Exactly two months after a New York Times Magazine article about the deportation of a Honduran immigrant rocked the Huntington school community, Suffolk County Police Department and Suffolk County school superintendents have agreed on a job description for school resource officers.
Kenneth Bossert, president of Suffolk County Schools Superintendents Association, said his organization has been diligently working hand-in-hand with Suffolk police to craft the one-page document that sets out a 19-point bullet list outlining the roles and responsibilities of every school resource officer shared with TBR News Media Feb. 26.
“This document is intended to specify what these roles and responsibilities have been and is in no way intended to modify this existing program, which has achieved much success since it was established decades ago,” read a joint statement issues by Suffolk police and the superintendents association.
Suffolk’s SRO program was established in 1998, but there has never previously been a formal written document outlining the responsibilities of an SRO, according to Bossert. The issue has become a matter of pressing local concern after ProPublica reporter Hannah Dreier wrote in her Dec. 27 article that Huntington’s SRO officer Drew Fiorello was allegedly involved in providing evidence resulting in the deportation of Alex, a Huntington High School student accused of being involved with MS-13.
“[An MOU] is different from a list of roles and responsibilities, it has a legal seriousness to it different from those.”
“For years, I believed the [school resource officer] was placed there to protect us,” 2016 graduate Savannah Richardson said at Jan. 9 board of education meeting. “I was never aware information shared with the SRO would end up in the hands of ICE.”

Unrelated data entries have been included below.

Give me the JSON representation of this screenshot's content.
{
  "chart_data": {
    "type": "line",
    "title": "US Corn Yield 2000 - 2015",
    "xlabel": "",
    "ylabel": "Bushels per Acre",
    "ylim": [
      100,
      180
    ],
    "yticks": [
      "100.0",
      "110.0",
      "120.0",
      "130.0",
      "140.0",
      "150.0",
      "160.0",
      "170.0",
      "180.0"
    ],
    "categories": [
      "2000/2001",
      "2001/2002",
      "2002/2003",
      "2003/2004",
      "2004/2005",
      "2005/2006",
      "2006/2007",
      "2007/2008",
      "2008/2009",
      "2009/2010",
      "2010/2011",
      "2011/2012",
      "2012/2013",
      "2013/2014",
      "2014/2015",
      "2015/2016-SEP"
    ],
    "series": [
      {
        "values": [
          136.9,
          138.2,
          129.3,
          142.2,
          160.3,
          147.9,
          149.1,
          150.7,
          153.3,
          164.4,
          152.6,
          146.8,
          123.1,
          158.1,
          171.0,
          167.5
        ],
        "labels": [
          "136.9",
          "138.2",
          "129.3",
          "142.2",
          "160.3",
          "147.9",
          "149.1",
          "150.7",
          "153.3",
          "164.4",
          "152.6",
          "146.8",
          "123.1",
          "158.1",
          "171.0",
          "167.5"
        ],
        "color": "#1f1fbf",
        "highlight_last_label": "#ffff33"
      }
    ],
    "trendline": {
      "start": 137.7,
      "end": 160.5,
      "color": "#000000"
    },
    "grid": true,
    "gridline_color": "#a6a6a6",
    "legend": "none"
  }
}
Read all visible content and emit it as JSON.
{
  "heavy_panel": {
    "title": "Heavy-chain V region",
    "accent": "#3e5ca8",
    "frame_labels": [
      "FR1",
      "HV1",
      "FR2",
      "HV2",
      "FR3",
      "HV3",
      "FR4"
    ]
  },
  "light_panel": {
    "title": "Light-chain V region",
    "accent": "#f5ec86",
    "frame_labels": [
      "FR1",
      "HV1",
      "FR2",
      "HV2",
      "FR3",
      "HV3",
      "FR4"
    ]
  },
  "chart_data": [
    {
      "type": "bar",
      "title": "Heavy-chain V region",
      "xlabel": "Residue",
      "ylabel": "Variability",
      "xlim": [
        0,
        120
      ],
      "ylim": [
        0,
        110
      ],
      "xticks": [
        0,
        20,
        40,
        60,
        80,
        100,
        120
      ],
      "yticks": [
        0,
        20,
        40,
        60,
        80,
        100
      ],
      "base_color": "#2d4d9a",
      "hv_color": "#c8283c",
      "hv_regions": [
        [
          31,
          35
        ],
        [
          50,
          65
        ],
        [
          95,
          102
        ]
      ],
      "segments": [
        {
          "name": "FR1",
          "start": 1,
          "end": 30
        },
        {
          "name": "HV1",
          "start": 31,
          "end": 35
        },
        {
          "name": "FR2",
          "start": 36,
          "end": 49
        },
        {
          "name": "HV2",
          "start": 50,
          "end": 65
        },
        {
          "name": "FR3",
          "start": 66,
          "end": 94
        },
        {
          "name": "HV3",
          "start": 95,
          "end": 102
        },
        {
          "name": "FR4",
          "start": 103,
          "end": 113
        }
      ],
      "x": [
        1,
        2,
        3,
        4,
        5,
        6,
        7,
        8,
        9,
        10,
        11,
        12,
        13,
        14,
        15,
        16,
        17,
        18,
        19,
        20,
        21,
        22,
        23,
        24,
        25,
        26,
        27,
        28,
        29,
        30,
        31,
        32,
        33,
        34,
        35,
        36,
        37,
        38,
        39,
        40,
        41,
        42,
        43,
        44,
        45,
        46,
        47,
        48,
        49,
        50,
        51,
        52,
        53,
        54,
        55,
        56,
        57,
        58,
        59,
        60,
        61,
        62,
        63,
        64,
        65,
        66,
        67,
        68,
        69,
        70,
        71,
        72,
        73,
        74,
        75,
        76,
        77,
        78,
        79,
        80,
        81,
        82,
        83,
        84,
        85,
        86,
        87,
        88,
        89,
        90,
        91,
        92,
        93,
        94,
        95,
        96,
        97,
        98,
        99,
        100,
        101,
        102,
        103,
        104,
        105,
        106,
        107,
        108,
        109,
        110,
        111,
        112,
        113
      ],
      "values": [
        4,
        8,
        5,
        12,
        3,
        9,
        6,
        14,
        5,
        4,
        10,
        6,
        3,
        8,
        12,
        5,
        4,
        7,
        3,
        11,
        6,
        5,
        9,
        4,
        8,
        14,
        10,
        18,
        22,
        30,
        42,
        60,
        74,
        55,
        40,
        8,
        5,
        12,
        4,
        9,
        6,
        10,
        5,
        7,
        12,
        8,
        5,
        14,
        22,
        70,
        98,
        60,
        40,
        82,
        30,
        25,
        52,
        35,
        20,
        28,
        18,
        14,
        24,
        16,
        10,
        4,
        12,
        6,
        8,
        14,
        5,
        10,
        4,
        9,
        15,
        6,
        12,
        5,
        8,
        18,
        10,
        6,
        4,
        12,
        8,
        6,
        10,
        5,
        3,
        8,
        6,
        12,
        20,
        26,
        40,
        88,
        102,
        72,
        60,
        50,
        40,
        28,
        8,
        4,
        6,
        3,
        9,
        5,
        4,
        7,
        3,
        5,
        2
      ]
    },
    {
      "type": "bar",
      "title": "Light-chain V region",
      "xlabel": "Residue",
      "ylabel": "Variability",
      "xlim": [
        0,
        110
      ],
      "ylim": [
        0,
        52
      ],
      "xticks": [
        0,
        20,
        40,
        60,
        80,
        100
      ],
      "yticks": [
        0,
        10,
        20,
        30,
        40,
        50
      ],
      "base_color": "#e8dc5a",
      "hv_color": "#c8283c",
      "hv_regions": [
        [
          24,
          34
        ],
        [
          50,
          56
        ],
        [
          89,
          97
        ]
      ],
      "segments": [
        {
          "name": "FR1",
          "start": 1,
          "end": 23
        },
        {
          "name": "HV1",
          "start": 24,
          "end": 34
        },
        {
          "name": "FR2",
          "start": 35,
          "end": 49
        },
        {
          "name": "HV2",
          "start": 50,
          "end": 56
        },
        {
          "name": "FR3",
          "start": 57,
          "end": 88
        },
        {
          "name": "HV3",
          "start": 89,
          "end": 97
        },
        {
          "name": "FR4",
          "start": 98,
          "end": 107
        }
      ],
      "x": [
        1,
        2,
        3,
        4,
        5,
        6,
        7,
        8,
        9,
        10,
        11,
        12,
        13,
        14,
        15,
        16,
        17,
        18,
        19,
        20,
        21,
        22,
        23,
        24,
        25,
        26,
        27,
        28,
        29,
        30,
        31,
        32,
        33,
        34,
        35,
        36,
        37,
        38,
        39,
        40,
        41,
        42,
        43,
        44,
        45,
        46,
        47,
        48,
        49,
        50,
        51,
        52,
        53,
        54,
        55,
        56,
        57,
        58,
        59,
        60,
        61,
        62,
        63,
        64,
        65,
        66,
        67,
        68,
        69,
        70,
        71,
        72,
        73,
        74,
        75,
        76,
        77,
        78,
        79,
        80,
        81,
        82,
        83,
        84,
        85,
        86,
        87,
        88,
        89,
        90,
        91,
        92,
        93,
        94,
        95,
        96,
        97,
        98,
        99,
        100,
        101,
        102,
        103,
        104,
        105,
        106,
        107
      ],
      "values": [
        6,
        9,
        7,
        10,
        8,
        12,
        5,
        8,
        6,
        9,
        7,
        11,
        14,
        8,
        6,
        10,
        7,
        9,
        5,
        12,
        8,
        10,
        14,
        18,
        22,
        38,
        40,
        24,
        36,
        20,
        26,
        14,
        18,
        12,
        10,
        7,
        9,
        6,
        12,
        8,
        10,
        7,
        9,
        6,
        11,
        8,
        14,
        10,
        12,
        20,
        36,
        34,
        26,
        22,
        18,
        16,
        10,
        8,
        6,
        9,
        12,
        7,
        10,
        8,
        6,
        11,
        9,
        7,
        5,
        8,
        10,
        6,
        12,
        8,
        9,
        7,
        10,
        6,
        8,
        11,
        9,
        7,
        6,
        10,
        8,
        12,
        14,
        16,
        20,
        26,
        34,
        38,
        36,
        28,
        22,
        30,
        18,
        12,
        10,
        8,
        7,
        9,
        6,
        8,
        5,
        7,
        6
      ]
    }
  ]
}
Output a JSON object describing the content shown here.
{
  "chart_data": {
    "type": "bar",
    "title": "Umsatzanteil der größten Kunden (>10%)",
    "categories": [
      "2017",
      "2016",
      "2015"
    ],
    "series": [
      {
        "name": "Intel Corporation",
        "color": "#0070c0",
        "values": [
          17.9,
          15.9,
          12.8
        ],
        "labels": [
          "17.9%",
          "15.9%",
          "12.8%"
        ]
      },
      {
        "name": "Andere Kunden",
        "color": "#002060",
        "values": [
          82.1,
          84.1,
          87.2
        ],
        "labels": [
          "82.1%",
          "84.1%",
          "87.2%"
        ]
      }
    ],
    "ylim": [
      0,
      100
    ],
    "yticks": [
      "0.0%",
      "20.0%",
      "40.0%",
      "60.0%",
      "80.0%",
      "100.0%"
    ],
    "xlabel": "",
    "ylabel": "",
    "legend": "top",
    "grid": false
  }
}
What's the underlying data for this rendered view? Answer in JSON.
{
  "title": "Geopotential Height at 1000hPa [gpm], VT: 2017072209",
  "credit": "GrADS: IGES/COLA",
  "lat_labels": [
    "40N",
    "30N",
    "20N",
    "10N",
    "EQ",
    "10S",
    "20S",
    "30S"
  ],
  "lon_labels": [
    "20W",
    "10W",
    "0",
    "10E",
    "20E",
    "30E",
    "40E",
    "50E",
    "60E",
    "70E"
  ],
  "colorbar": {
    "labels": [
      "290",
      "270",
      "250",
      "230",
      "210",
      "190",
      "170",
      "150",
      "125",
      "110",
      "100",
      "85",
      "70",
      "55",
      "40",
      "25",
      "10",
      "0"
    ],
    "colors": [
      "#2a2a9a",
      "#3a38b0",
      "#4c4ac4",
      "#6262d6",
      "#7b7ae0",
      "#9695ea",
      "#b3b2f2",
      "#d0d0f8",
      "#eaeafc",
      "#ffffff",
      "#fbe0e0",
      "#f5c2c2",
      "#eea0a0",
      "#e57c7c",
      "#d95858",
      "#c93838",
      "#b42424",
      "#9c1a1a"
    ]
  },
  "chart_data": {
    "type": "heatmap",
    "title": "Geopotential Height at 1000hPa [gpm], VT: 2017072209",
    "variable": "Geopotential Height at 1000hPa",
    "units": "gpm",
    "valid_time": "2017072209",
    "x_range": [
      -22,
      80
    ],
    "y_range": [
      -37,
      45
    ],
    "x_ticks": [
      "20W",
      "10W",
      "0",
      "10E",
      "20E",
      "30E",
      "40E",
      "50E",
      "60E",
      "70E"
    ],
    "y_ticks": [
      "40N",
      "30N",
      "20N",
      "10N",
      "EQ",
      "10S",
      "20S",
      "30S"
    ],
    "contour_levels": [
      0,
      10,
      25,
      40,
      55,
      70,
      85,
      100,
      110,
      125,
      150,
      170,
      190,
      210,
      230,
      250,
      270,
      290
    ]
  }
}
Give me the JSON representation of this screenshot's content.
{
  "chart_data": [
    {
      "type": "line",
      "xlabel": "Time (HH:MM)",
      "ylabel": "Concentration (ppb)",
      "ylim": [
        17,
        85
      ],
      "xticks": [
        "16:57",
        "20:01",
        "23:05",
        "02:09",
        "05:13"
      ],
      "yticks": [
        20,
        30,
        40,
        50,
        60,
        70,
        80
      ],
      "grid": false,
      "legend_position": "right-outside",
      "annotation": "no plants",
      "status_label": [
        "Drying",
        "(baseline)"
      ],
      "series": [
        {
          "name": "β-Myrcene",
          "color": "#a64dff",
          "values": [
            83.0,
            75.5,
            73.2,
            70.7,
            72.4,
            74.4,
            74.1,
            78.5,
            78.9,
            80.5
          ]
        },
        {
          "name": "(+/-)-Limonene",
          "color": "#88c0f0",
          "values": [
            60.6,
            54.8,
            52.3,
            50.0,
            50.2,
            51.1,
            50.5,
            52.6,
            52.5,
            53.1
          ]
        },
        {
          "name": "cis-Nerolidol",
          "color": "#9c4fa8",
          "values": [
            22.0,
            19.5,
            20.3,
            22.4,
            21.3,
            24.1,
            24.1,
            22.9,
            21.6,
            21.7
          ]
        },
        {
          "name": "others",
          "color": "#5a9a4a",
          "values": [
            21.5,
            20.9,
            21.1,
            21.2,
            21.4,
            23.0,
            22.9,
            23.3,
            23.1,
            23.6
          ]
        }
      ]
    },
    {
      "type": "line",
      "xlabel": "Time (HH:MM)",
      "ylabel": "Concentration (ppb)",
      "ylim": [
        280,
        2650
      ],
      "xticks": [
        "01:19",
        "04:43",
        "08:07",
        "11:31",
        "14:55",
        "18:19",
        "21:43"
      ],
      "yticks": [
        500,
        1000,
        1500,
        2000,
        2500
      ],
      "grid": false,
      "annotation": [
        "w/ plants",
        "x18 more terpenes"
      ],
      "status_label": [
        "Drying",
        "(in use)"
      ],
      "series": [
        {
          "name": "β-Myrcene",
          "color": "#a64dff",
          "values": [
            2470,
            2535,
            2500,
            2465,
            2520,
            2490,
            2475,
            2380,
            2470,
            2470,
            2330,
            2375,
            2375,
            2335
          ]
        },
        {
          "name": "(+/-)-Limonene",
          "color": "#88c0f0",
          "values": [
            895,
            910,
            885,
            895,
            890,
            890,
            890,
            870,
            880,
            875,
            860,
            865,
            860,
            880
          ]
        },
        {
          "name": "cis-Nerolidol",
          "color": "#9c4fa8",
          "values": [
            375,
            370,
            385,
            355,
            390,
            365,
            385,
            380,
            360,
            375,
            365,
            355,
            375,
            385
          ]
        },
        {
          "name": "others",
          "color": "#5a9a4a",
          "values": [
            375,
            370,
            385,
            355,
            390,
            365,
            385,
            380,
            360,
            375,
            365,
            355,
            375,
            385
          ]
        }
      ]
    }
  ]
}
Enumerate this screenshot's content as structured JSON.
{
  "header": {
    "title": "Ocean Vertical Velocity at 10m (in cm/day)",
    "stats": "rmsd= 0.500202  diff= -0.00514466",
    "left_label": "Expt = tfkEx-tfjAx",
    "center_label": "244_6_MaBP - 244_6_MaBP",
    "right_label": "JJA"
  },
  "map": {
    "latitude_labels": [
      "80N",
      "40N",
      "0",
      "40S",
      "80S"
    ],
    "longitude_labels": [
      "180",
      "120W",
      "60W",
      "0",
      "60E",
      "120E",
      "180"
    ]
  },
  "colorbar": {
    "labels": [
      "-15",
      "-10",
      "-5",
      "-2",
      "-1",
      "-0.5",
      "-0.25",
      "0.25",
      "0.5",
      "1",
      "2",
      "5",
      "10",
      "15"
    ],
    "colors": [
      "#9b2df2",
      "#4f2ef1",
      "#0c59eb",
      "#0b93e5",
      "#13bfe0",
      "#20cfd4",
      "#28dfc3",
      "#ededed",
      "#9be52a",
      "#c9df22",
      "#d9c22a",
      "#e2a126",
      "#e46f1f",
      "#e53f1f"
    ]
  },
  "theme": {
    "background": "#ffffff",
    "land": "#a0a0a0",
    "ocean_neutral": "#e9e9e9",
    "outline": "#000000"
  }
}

At the top of new one-page policy document outlining of an SRO’s responsibilities is, “perform all duties, responsibilities, and lawful requirements of a duly sworn Suffolk County Police Officer.” This is immediately followed by the directive that SRO officers should, “Forge and maintain effective relationships” with all students and school staff.
Some of the outlined duties and responsibilities set forth in the SRO policy are very broad based and vague in details. For example, “Assist school officials when matters involving law enforcement officers are required” does not give any further explanation but seems open to individual interpretation.
Both Bossert and a police spokesperson made clear the document is not in any way to be construed or taken as a Memorandum of Understanding.
“If any individual district opts to take further action, that would be up to individual board of education and the SCPD,” Bossert said.
Huntington Superintendent James Polansky and the district’s board of education previously promised in a Dec. 28 letter to the community that they would seek an MOU as “such an agreement would establish formal procedural guidelines associated with the SRO position, as well as with information flow and restrictions.” The superintendent also expressed in January that any MOU would likely need to be individualized per school district.
Polansky did not respond to requests for comments on the new SRO policy outlining the position’s role and responsibilities.
Several requests made by Huntington school district parents, students and community members over the last two months for clear boundaries and restrictions on the SRO’s position are not reflected by the new one-page policy. There is no mention made of SROs receiving required training in areas such as cultural competency or restorative justice practices and nothing regarding privacy of students and their records. Notably, there was no community forum or event provided for residents as was repeatedly requested by Huntington parents and students to give their input on the agreement.
“This document is intended to specify what these roles and responsibilities have been and is in no way intended to modify this existing program…”
— Joint statement
Huntington parent Josh Dubnau reissued his call for a full Memorandum of Understanding contract as “necessary” between the school district and Suffolk police at the Feb. 25 board of education meeting while wearing a T-shirt that read, “Agents of Change.”
“[An MOU] is different from a handshake agreement, different from a gentleman’s or woman’s agreement,” he said. “It is different from a list of roles and responsibilities, it has a legal seriousness to it different from those.”
Dubnau called for Huntington school administrators to give more specific details on what they have alleged were inaccuracies in the New York Times Magazine piece as well as what steps the district has taken internally to prevent a similar situation from occurring again.
“What internal investigation has taken place to figure out what went wrong and to identify what needs to change?” he asked. “What changes if any have unilaterally been put in place by the school to prevent children from being labeled as gang associated and to provide a process for families to be aware of that and challenge it if it indeed happens. “
Jennifer Hebert, president of Huntington’s board of education, reacted only to tell Dubnau that it was “not the forum to address this.” The board does have a policy of not responding to speaker’s questions during its public comment period. However, no trustee chose to address the issue during a time set aside for closing remarks by board members.
The next Huntington BOE regular business meeting is scheduled for 7:30 p.m. March 25 at Jack Abrams STEM Magnet School.